If the best you can do is word games you've already lost. |
@slaren @ggerganov ding ding ding we have a winner here guys. Crown this @JohannesGaessler , I "lost" and he "won".
|
I'm running Unsloth to fine tune LORA the Instruct model on llama3-8b .
1: I merge the model with the LORA adapter into safetensors
2: Running inference in python both with the merged model directly or the unsloth loaded model with the adapter on top of it produces correct outputs as per the fine tune
Bug:
GGUF conversion of the merged model does not produce the same output. The GGUF has lost some of its fine tune data, while still maintaining most of it.

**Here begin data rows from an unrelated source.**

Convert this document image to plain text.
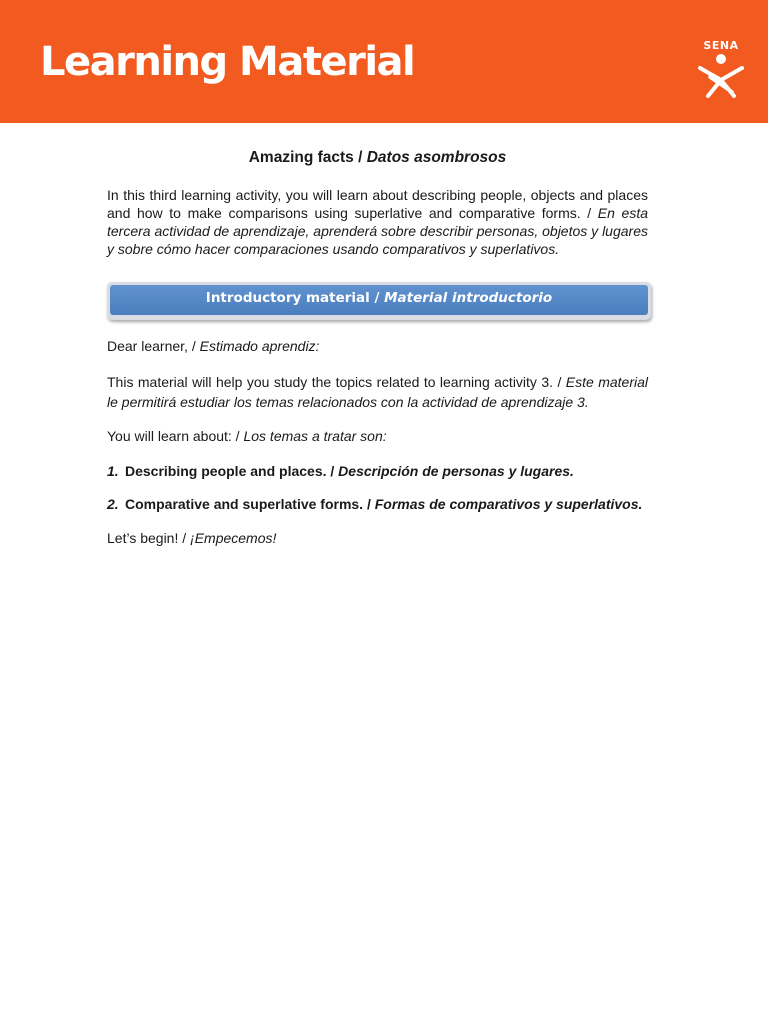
Learning Material	SENA
Amazing facts / Datos asombrosos

In this third learning activity, you will learn about describing people, objects and places and how to make comparisons using superlative and comparative forms. / En esta tercera actividad de aprendizaje, aprenderá sobre describir personas, objetos y lugares y sobre cómo hacer comparaciones usando comparativos y superlativos.

Introductory material / Material introductorio

Dear learner, / Estimado aprendiz:

This material will help you study the topics related to learning activity 3. / Este material le permitirá estudiar los temas relacionados con la actividad de aprendizaje 3.

You will learn about: / Los temas a tratar son:

1. Describing people and places. / Descripción de personas y lugares.
2. Comparative and superlative forms. / Formas de comparativos y superlativos.

Let’s begin! / ¡Empecemos!
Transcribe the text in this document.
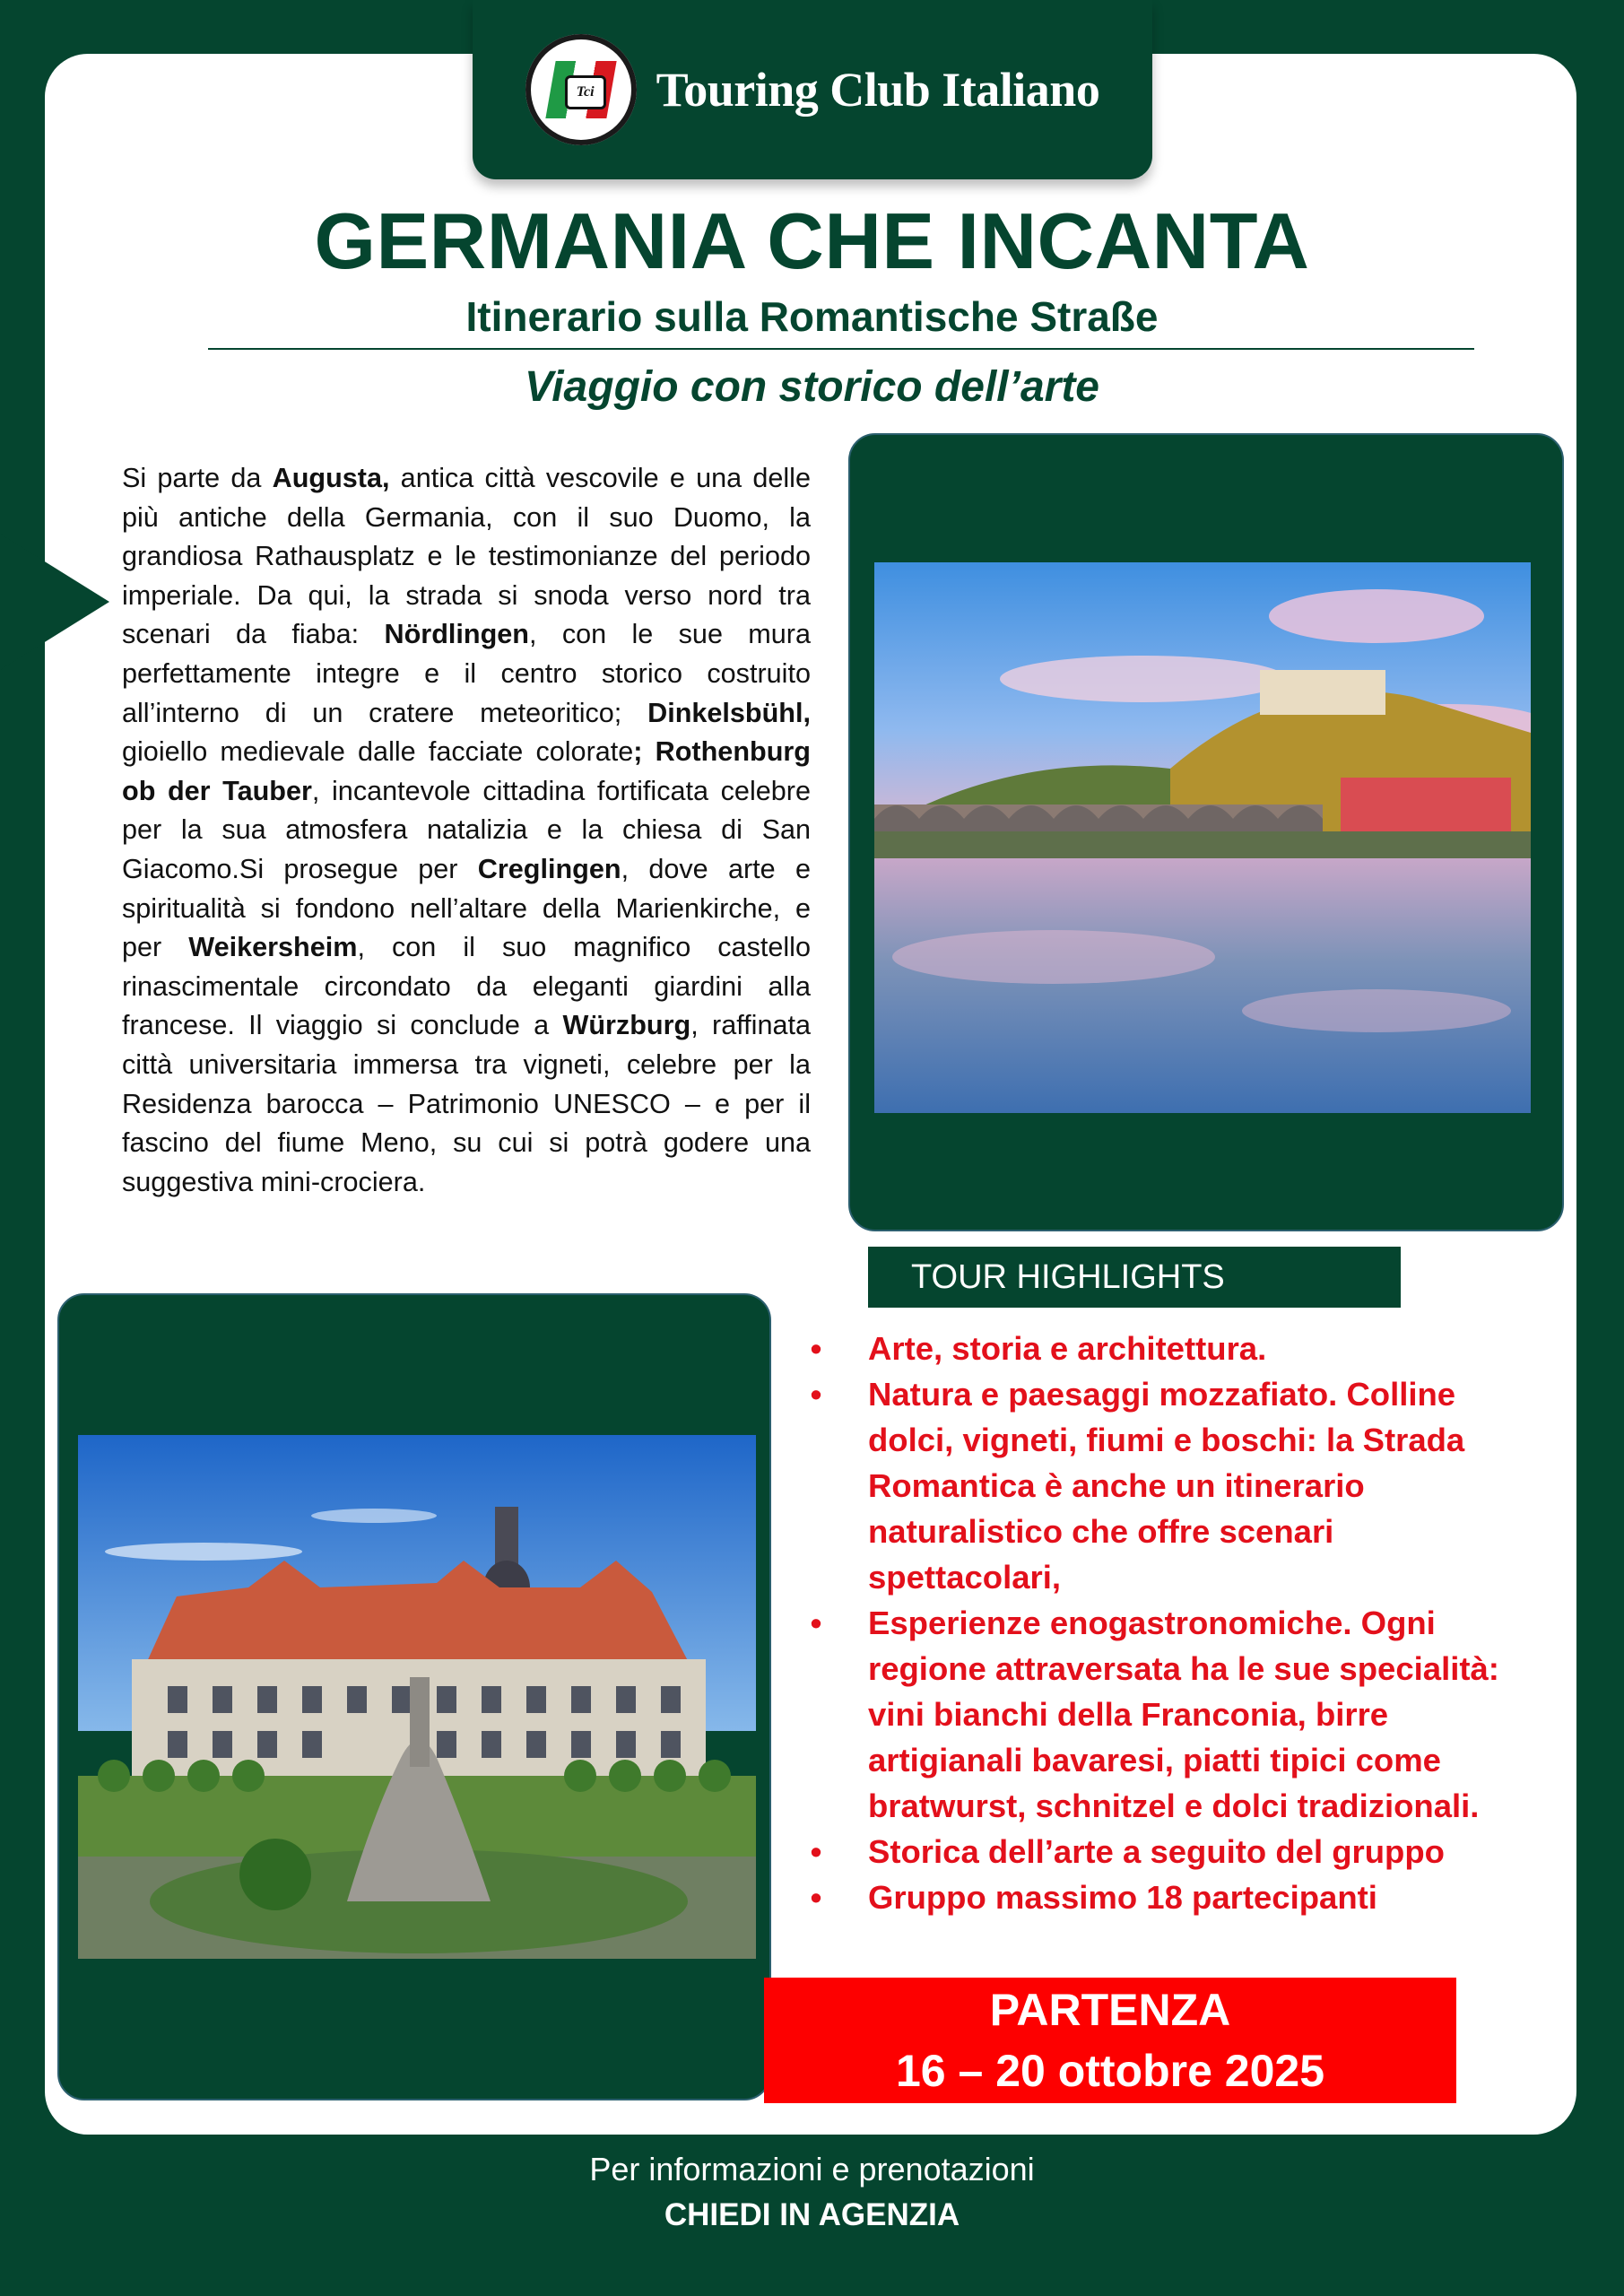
Tci Touring Club Italiano
GERMANIA CHE INCANTA
Itinerario sulla Romantische Straße
Viaggio con storico dell’arte

Si parte da Augusta, antica città vescovile e una delle più antiche della Germania, con il suo Duomo, la grandiosa Rathausplatz e le testimonianze del periodo imperiale. Da qui, la strada si snoda verso nord tra scenari da fiaba: Nördlingen, con le sue mura perfettamente integre e il centro storico costruito all’interno di un cratere meteoritico; Dinkelsbühl, gioiello medievale dalle facciate colorate; Rothenburg ob der Tauber, incantevole cittadina fortificata celebre per la sua atmosfera natalizia e la chiesa di San Giacomo.Si prosegue per Creglingen, dove arte e spiritualità si fondono nell’altare della Marienkirche, e per Weikersheim, con il suo magnifico castello rinascimentale circondato da eleganti giardini alla francese. Il viaggio si conclude a Würzburg, raffinata città universitaria immersa tra vigneti, celebre per la Residenza barocca – Patrimonio UNESCO – e per il fascino del fiume Meno, su cui si potrà godere una suggestiva mini-crociera.

TOUR HIGHLIGHTS
• Arte, storia e architettura.
• Natura e paesaggi mozzafiato. Colline dolci, vigneti, fiumi e boschi: la Strada Romantica è anche un itinerario naturalistico che offre scenari spettacolari,
• Esperienze enogastronomiche. Ogni regione attraversata ha le sue specialità: vini bianchi della Franconia, birre artigianali bavaresi, piatti tipici come bratwurst, schnitzel e dolci tradizionali.
• Storica dell’arte a seguito del gruppo
• Gruppo massimo 18 partecipanti
PARTENZA
16 – 20 ottobre 2025

Per informazioni e prenotazioni

CHIEDI IN AGENZIA
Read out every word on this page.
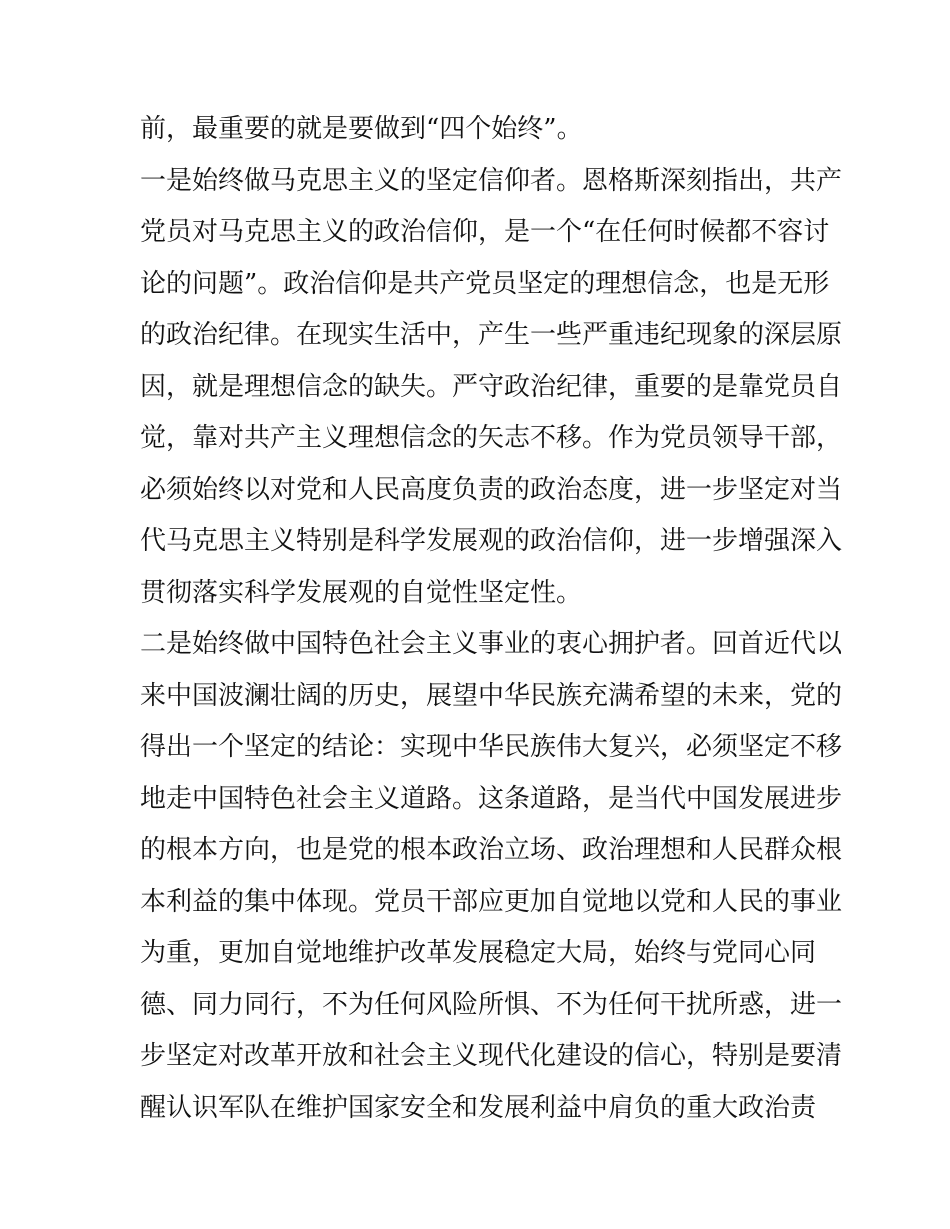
前，最重要的就是要做到“四个始终”。
一是始终做马克思主义的坚定信仰者。恩格斯深刻指出，共产
党员对马克思主义的政治信仰，是一个“在任何时候都不容讨
论的问题”。政治信仰是共产党员坚定的理想信念，也是无形
的政治纪律。在现实生活中，产生一些严重违纪现象的深层原
因，就是理想信念的缺失。严守政治纪律，重要的是靠党员自
觉，靠对共产主义理想信念的矢志不移。作为党员领导干部，
必须始终以对党和人民高度负责的政治态度，进一步坚定对当
代马克思主义特别是科学发展观的政治信仰，进一步增强深入
贯彻落实科学发展观的自觉性坚定性。
二是始终做中国特色社会主义事业的衷心拥护者。回首近代以
来中国波澜壮阔的历史，展望中华民族充满希望的未来，党的
得出一个坚定的结论：实现中华民族伟大复兴，必须坚定不移
地走中国特色社会主义道路。这条道路，是当代中国发展进步
的根本方向，也是党的根本政治立场、政治理想和人民群众根
本利益的集中体现。党员干部应更加自觉地以党和人民的事业
为重，更加自觉地维护改革发展稳定大局，始终与党同心同
德、同力同行，不为任何风险所惧、不为任何干扰所惑，进一
步坚定对改革开放和社会主义现代化建设的信心，特别是要清
醒认识军队在维护国家安全和发展利益中肩负的重大政治责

I can ask it who it is, who created it etc. And it responds Llama and Meta as usual, but it incorporates the fine tuned speech style and humor into the response. This is not the case for my fine tuned model.
1: I tried merging the LORA adapter with the original GGUF (non-fine tuned) using llama.cpp, the same results.
2: I tried running the server on the original GGUF (non-fine tuned) usling llama.cpp server and the adapter loaded into the server terminal command - same results.
It seemes that GGUF conversion is losing fine tuned data randomly during conversion.
If this is the case, all GGUF converts of the fine tuned models are basically out the window. And the question is how much the non-fine tuned models are affected by this.
I've tried F16, Q8, same issues.
This is not a quantization issue as I get the exact same results running FP16 as well as 4-bit in python running HF loader or Unsloth, both works fine as mentioned.